In Germany we say: "With a tear in the buttonhole". You say "With a tear in the eye" - ours might come from the parsimony of 1 tear in the buttonhole of a suit - a more manly version of showing feelings :-)
This morning a Berlin radio moderator announced the winner of a competition - prize: a voyage to Cuba with the whole team - task: the chef has to come to work stark naked. (No place for a buttonhole or a tear). Winner: a doctor who will come nude to the surgery - and work that way - all day long.
That doctor volunteered - argument: "As a dermatologist my patients have to undress in front of me too - so it's only fair."
Aha.
I hope that the few doctors I have will be able to pay their travels with the money they earn from us private patients (One handshake: 150 Euros, in combination with a smile: 250 Euros).
Why the tear in my buttonhole (or on the Gaura on my balcony - took a photgraph yesterday - it is still raining - but isn't it lovely?)
Well - at the moment I have lots of work to do. That's why I'll change the style of my posts - at least for a while - to shorter impressions.
As the sign on German phone boxes in the Sixties urged:
"Make it brief!" (Haha - I :-) - anybody knocking at the glass door?)
Wednesday, 12 October 2016
There's always Something...
Fire on the roof of the Europa Center in Berlin yesterday - thank God nobody of the 1500 people who work there was hurt.
The building is 103 meters high and was built between 1963 - 1965. As a pupil visiting Berlin with my classmates we all thought it the highest fashionable store we'd ever seen.
Yesterday I came from the Museum für Fotografie, where they show an excellent exhibition by Bernard Larsson: "Leaving is Entering" - with photos from 1961 - 1968. Then I saw the smoke and grabbed my smartphone (NO, not the Galaxy Note 7 :-) and took some pictures.
What people bemoan most: the huge Mercedes-Star on the "Icon of City West" doesn't turn around anymore (if you try hard you might see it middle-left) - it is ten meter high and turns around 1,9 times in a minute, never stopped since 1965, when the Center was built.
PS: But today all is fine: it turns again.
Saturday, 1 October 2016
Grateful
L' été c'est fini ...
... and I feel thankful for such a lovely, lovely solitary summer!
Here a part from George Herbert's poem 'The Flower'
...And now in age I bud again,
After so many deaths I live and write;
I once more smell the dew and rain,
And relish versing: O my only light,
It cannot be
That I am he
On whom thy tempests fell all right.
Monday, 26 September 2016
Boring for England?
No, I don't want to bore you.
So these photos will be the last ones from my visit to London I'll show you, promised.
They are more traditional, because Rachel complained that the others "could be everywhere"-
These ones NOT:
Ha, you might think: now I've got you!
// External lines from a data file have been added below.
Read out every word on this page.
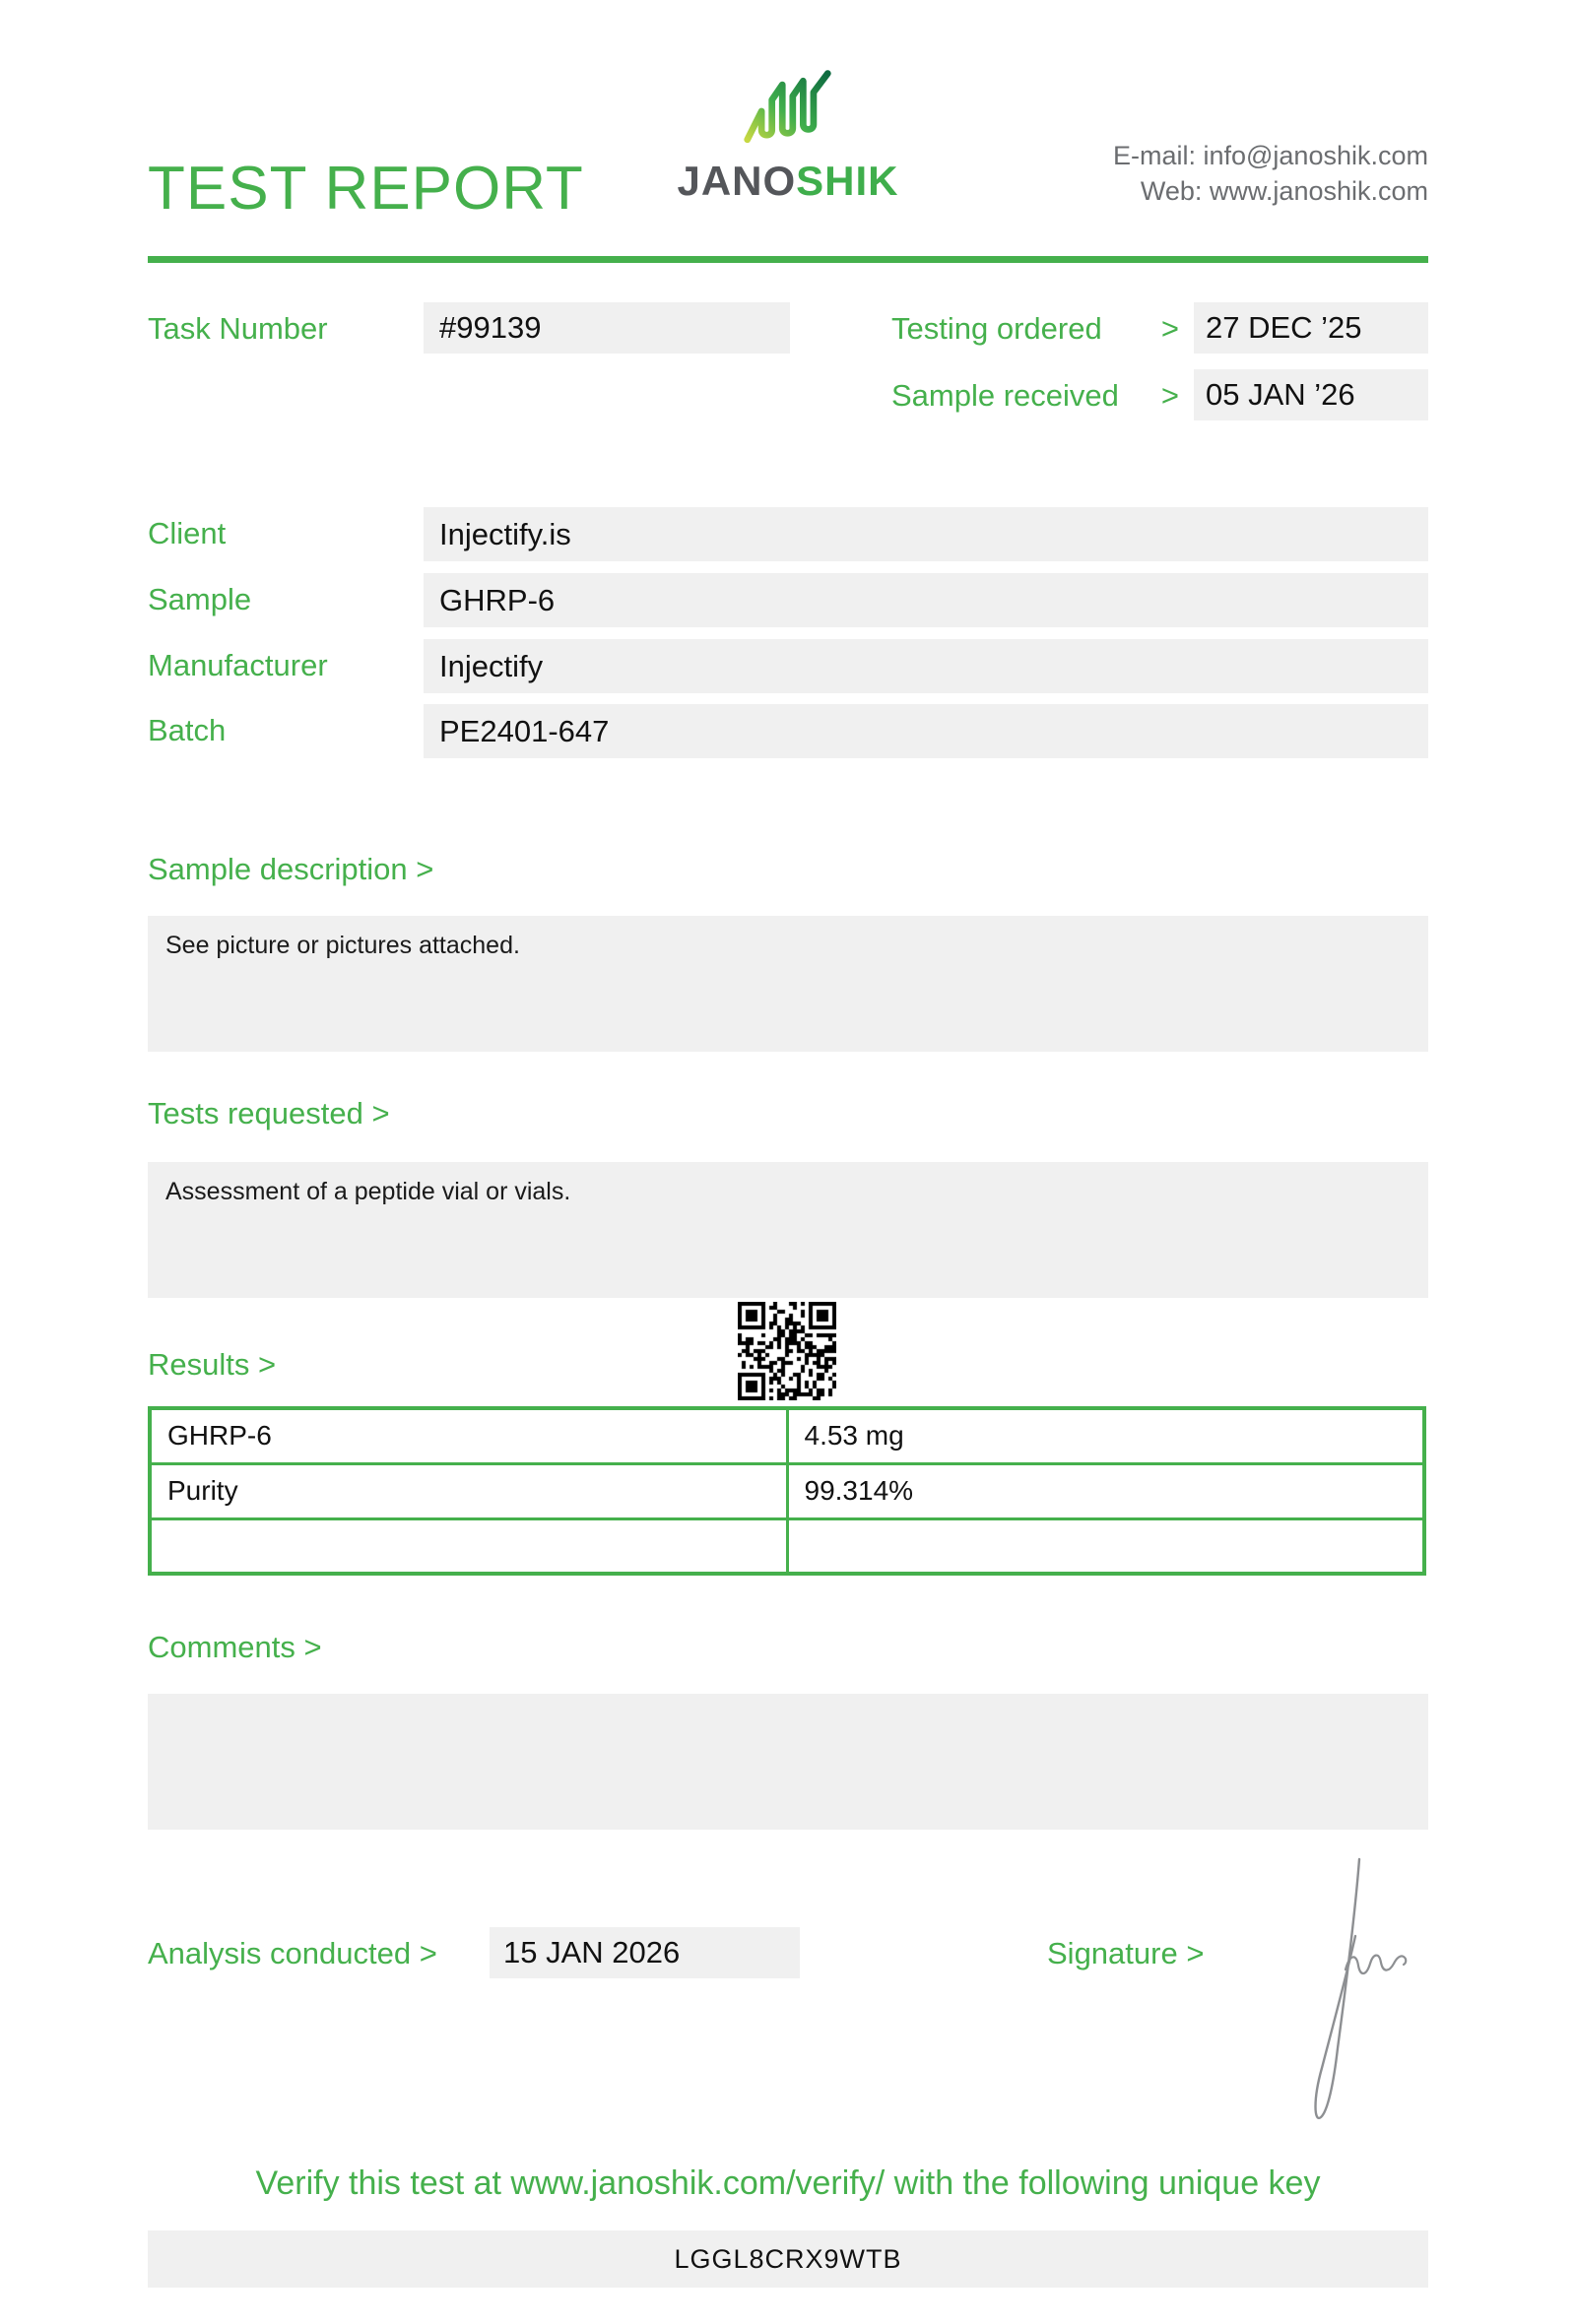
TEST REPORT JANOSHIK
E-mail: info@janoshik.com
Web: www.janoshik.com
Task Number	#99139	Testing ordered > 27 DEC ’25
Sample received > 05 JAN ’26
Client	Injectify.is
Sample	GHRP-6
Manufacturer	Injectify
Batch	PE2401-647
Sample description >
See picture or pictures attached.
Tests requested >
Assessment of a peptide vial or vials.
Results >
GHRP-6	4.53 mg
Purity	99.314%

Comments >
Analysis conducted >	15 JAN 2026	Signature >
Verify this test at www.janoshik.com/verify/ with the following unique key
LGGL8CRX9WTB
These could be from Paris!
Maybe they could - but they are from Battersea Park.
Glorious!
And can you believe that the father of my friend Trish accompanied Mr.Churchill to the Wannsee-Konferenz?
And that I saw a letter to her father, written by him:
PS: "And what do you think of Britta's Dream Aga, Sweetie?"
"Absolutely Fabulous!"
... and VERY British
And this I found - I swear - in London - Street Art you could find anywhere?
:
Anyway: I will return. Again. And again.
(Promise to myself)
Monday, 19 September 2016
A quick run on Monday through London (Part II)
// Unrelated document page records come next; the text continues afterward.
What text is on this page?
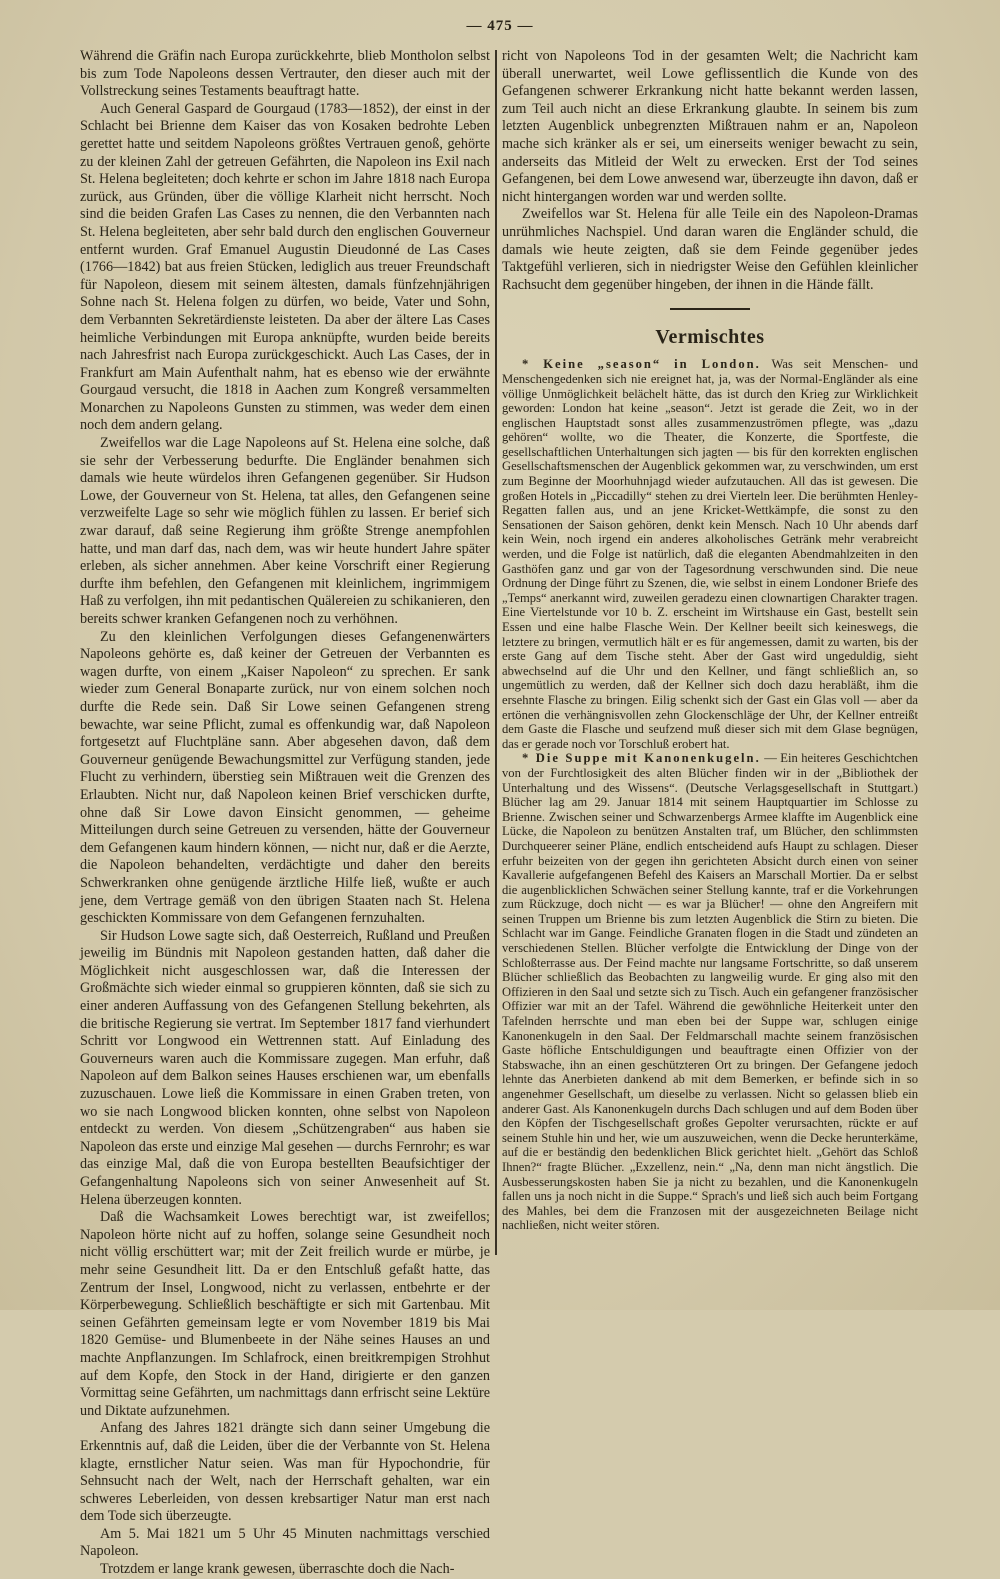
— 475 —

Während die Gräfin nach Europa zurückkehrte, blieb Montholon selbst bis zum Tode Napoleons dessen Vertrauter, den dieser auch mit der Vollstreckung seines Testaments beauftragt hatte.

Auch General Gaspard de Gourgaud (1783—1852), der einst in der Schlacht bei Brienne dem Kaiser das von Kosaken bedrohte Leben gerettet hatte und seitdem Napoleons größtes Vertrauen genoß, gehörte zu der kleinen Zahl der getreuen Gefährten, die Napoleon ins Exil nach St. Helena begleiteten; doch kehrte er schon im Jahre 1818 nach Europa zurück, aus Gründen, über die völlige Klarheit nicht herrscht. Noch sind die beiden Grafen Las Cases zu nennen, die den Verbannten nach St. Helena begleiteten, aber sehr bald durch den englischen Gouverneur entfernt wurden. Graf Emanuel Augustin Dieudonné de Las Cases (1766—1842) bat aus freien Stücken, lediglich aus treuer Freundschaft für Napoleon, diesem mit seinem ältesten, damals fünfzehnjährigen Sohne nach St. Helena folgen zu dürfen, wo beide, Vater und Sohn, dem Verbannten Sekretärdienste leisteten. Da aber der ältere Las Cases heimliche Verbindungen mit Europa anknüpfte, wurden beide bereits nach Jahresfrist nach Europa zurückgeschickt. Auch Las Cases, der in Frankfurt am Main Aufenthalt nahm, hat es ebenso wie der erwähnte Gourgaud versucht, die 1818 in Aachen zum Kongreß versammelten Monarchen zu Napoleons Gunsten zu stimmen, was weder dem einen noch dem andern gelang.

Zweifellos war die Lage Napoleons auf St. Helena eine solche, daß sie sehr der Verbesserung bedurfte. Die Engländer benahmen sich damals wie heute würdelos ihren Gefangenen gegenüber. Sir Hudson Lowe, der Gouverneur von St. Helena, tat alles, den Gefangenen seine verzweifelte Lage so sehr wie möglich fühlen zu lassen. Er berief sich zwar darauf, daß seine Regierung ihm größte Strenge anempfohlen hatte, und man darf das, nach dem, was wir heute hundert Jahre später erleben, als sicher annehmen. Aber keine Vorschrift einer Regierung durfte ihm befehlen, den Gefangenen mit kleinlichem, ingrimmigem Haß zu verfolgen, ihn mit pedantischen Quälereien zu schikanieren, den bereits schwer kranken Gefangenen noch zu verhöhnen.

Zu den kleinlichen Verfolgungen dieses Gefangenenwärters Napoleons gehörte es, daß keiner der Getreuen der Verbannten es wagen durfte, von einem „Kaiser Napoleon“ zu sprechen. Er sank wieder zum General Bonaparte zurück, nur von einem solchen noch durfte die Rede sein. Daß Sir Lowe seinen Gefangenen streng bewachte, war seine Pflicht, zumal es offenkundig war, daß Napoleon fortgesetzt auf Fluchtpläne sann. Aber abgesehen davon, daß dem Gouverneur genügende Bewachungsmittel zur Verfügung standen, jede Flucht zu verhindern, überstieg sein Mißtrauen weit die Grenzen des Erlaubten. Nicht nur, daß Napoleon keinen Brief verschicken durfte, ohne daß Sir Lowe davon Einsicht genommen, — geheime Mitteilungen durch seine Getreuen zu versenden, hätte der Gouverneur dem Gefangenen kaum hindern können, — nicht nur, daß er die Aerzte, die Napoleon behandelten, verdächtigte und daher den bereits Schwerkranken ohne genügende ärztliche Hilfe ließ, wußte er auch jene, dem Vertrage gemäß von den übrigen Staaten nach St. Helena geschickten Kommissare von dem Gefangenen fernzuhalten.

Sir Hudson Lowe sagte sich, daß Oesterreich, Rußland und Preußen jeweilig im Bündnis mit Napoleon gestanden hatten, daß daher die Möglichkeit nicht ausgeschlossen war, daß die Interessen der Großmächte sich wieder einmal so gruppieren könnten, daß sie sich zu einer anderen Auffassung von des Gefangenen Stellung bekehrten, als die britische Regierung sie vertrat. Im September 1817 fand vierhundert Schritt vor Longwood ein Wettrennen statt. Auf Einladung des Gouverneurs waren auch die Kommissare zugegen. Man erfuhr, daß Napoleon auf dem Balkon seines Hauses erschienen war, um ebenfalls zuzuschauen. Lowe ließ die Kommissare in einen Graben treten, von wo sie nach Longwood blicken konnten, ohne selbst von Napoleon entdeckt zu werden. Von diesem „Schützengraben“ aus haben sie Napoleon das erste und einzige Mal gesehen — durchs Fernrohr; es war das einzige Mal, daß die von Europa bestellten Beaufsichtiger der Gefangenhaltung Napoleons sich von seiner Anwesenheit auf St. Helena überzeugen konnten.

Daß die Wachsamkeit Lowes berechtigt war, ist zweifellos; Napoleon hörte nicht auf zu hoffen, solange seine Gesundheit noch nicht völlig erschüttert war; mit der Zeit freilich wurde er mürbe, je mehr seine Gesundheit litt. Da er den Entschluß gefaßt hatte, das Zentrum der Insel, Longwood, nicht zu verlassen, entbehrte er der Körperbewegung. Schließlich beschäftigte er sich mit Gartenbau. Mit seinen Gefährten gemeinsam legte er vom November 1819 bis Mai 1820 Gemüse- und Blumenbeete in der Nähe seines Hauses an und machte Anpflanzungen. Im Schlafrock, einen breitkrempigen Strohhut auf dem Kopfe, den Stock in der Hand, dirigierte er den ganzen Vormittag seine Gefährten, um nachmittags dann erfrischt seine Lektüre und Diktate aufzunehmen.

Anfang des Jahres 1821 drängte sich dann seiner Umgebung die Erkenntnis auf, daß die Leiden, über die der Verbannte von St. Helena klagte, ernstlicher Natur seien. Was man für Hypochondrie, für Sehnsucht nach der Welt, nach der Herrschaft gehalten, war ein schweres Leberleiden, von dessen krebsartiger Natur man erst nach dem Tode sich überzeugte.

Am 5. Mai 1821 um 5 Uhr 45 Minuten nachmittags verschied Napoleon.

Trotzdem er lange krank gewesen, überraschte doch die Nach-

richt von Napoleons Tod in der gesamten Welt; die Nachricht kam überall unerwartet, weil Lowe geflissentlich die Kunde von des Gefangenen schwerer Erkrankung nicht hatte bekannt werden lassen, zum Teil auch nicht an diese Erkrankung glaubte. In seinem bis zum letzten Augenblick unbegrenzten Mißtrauen nahm er an, Napoleon mache sich kränker als er sei, um einerseits weniger bewacht zu sein, anderseits das Mitleid der Welt zu erwecken. Erst der Tod seines Gefangenen, bei dem Lowe anwesend war, überzeugte ihn davon, daß er nicht hintergangen worden war und werden sollte.

Zweifellos war St. Helena für alle Teile ein des Napoleon-Dramas unrühmliches Nachspiel. Und daran waren die Engländer schuld, die damals wie heute zeigten, daß sie dem Feinde gegenüber jedes Taktgefühl verlieren, sich in niedrigster Weise den Gefühlen kleinlicher Rachsucht dem gegenüber hingeben, der ihnen in die Hände fällt.

Vermischtes

* Keine „season“ in London. Was seit Menschen- und Menschengedenken sich nie ereignet hat, ja, was der Normal-Engländer als eine völlige Unmöglichkeit belächelt hätte, das ist durch den Krieg zur Wirklichkeit geworden: London hat keine „season“. Jetzt ist gerade die Zeit, wo in der englischen Hauptstadt sonst alles zusammenzuströmen pflegte, was „dazu gehören“ wollte, wo die Theater, die Konzerte, die Sportfeste, die gesellschaftlichen Unterhaltungen sich jagten — bis für den korrekten englischen Gesellschaftsmenschen der Augenblick gekommen war, zu verschwinden, um erst zum Beginne der Moorhuhnjagd wieder aufzutauchen. All das ist gewesen. Die großen Hotels in „Piccadilly“ stehen zu drei Vierteln leer. Die berühmten Henley-Regatten fallen aus, und an jene Kricket-Wettkämpfe, die sonst zu den Sensationen der Saison gehören, denkt kein Mensch. Nach 10 Uhr abends darf kein Wein, noch irgend ein anderes alkoholisches Getränk mehr verabreicht werden, und die Folge ist natürlich, daß die eleganten Abendmahlzeiten in den Gasthöfen ganz und gar von der Tagesordnung verschwunden sind. Die neue Ordnung der Dinge führt zu Szenen, die, wie selbst in einem Londoner Briefe des „Temps“ anerkannt wird, zuweilen geradezu einen clownartigen Charakter tragen. Eine Viertelstunde vor 10 b. Z. erscheint im Wirtshause ein Gast, bestellt sein Essen und eine halbe Flasche Wein. Der Kellner beeilt sich keineswegs, die letztere zu bringen, vermutlich hält er es für angemessen, damit zu warten, bis der erste Gang auf dem Tische steht. Aber der Gast wird ungeduldig, sieht abwechselnd auf die Uhr und den Kellner, und fängt schließlich an, so ungemütlich zu werden, daß der Kellner sich doch dazu herabläßt, ihm die ersehnte Flasche zu bringen. Eilig schenkt sich der Gast ein Glas voll — aber da ertönen die verhängnisvollen zehn Glockenschläge der Uhr, der Kellner entreißt dem Gaste die Flasche und seufzend muß dieser sich mit dem Glase begnügen, das er gerade noch vor Torschluß erobert hat.

* Die Suppe mit Kanonenkugeln. — Ein heiteres Geschichtchen von der Furchtlosigkeit des alten Blücher finden wir in der „Bibliothek der Unterhaltung und des Wissens“. (Deutsche Verlagsgesellschaft in Stuttgart.) Blücher lag am 29. Januar 1814 mit seinem Hauptquartier im Schlosse zu Brienne. Zwischen seiner und Schwarzenbergs Armee klaffte im Augenblick eine Lücke, die Napoleon zu benützen Anstalten traf, um Blücher, den schlimmsten Durchqueerer seiner Pläne, endlich entscheidend aufs Haupt zu schlagen. Dieser erfuhr beizeiten von der gegen ihn gerichteten Absicht durch einen von seiner Kavallerie aufgefangenen Befehl des Kaisers an Marschall Mortier. Da er selbst die augenblicklichen Schwächen seiner Stellung kannte, traf er die Vorkehrungen zum Rückzuge, doch nicht — es war ja Blücher! — ohne den Angreifern mit seinen Truppen um Brienne bis zum letzten Augenblick die Stirn zu bieten. Die Schlacht war im Gange. Feindliche Granaten flogen in die Stadt und zündeten an verschiedenen Stellen. Blücher verfolgte die Entwicklung der Dinge von der Schloßterrasse aus. Der Feind machte nur langsame Fortschritte, so daß unserem Blücher schließlich das Beobachten zu langweilig wurde. Er ging also mit den Offizieren in den Saal und setzte sich zu Tisch. Auch ein gefangener französischer Offizier war mit an der Tafel. Während die gewöhnliche Heiterkeit unter den Tafelnden herrschte und man eben bei der Suppe war, schlugen einige Kanonenkugeln in den Saal. Der Feldmarschall machte seinem französischen Gaste höfliche Entschuldigungen und beauftragte einen Offizier von der Stabswache, ihn an einen geschützteren Ort zu bringen. Der Gefangene jedoch lehnte das Anerbieten dankend ab mit dem Bemerken, er befinde sich in so angenehmer Gesellschaft, um dieselbe zu verlassen. Nicht so gelassen blieb ein anderer Gast. Als Kanonenkugeln durchs Dach schlugen und auf dem Boden über den Köpfen der Tischgesellschaft großes Gepolter verursachten, rückte er auf seinem Stuhle hin und her, wie um auszuweichen, wenn die Decke herunterkäme, auf die er beständig den bedenklichen Blick gerichtet hielt. „Gehört das Schloß Ihnen?“ fragte Blücher. „Exzellenz, nein.“ „Na, denn man nicht ängstlich. Die Ausbesserungskosten haben Sie ja nicht zu bezahlen, und die Kanonenkugeln fallen uns ja noch nicht in die Suppe.“ Sprach's und ließ sich auch beim Fortgang des Mahles, bei dem die Franzosen mit der ausgezeichneten Beilage nicht nachließen, nicht weiter stören.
I visited museums for old and modern Art
e.g. Tate Britain
and Tate Modern
revelled in Street Art
and felt refreshed by Nature
saw Things battling hard to survive
or having lost the fight against time already
dreaming seclusively of times bygone
while others, overhauled, look somehow like fakes:
As it is Monday evening (but I promised to write, so discipline wins) I was a bit in a hurry, sorry - in a few days I will show you the last (condensed) part of my impressions of lovely London.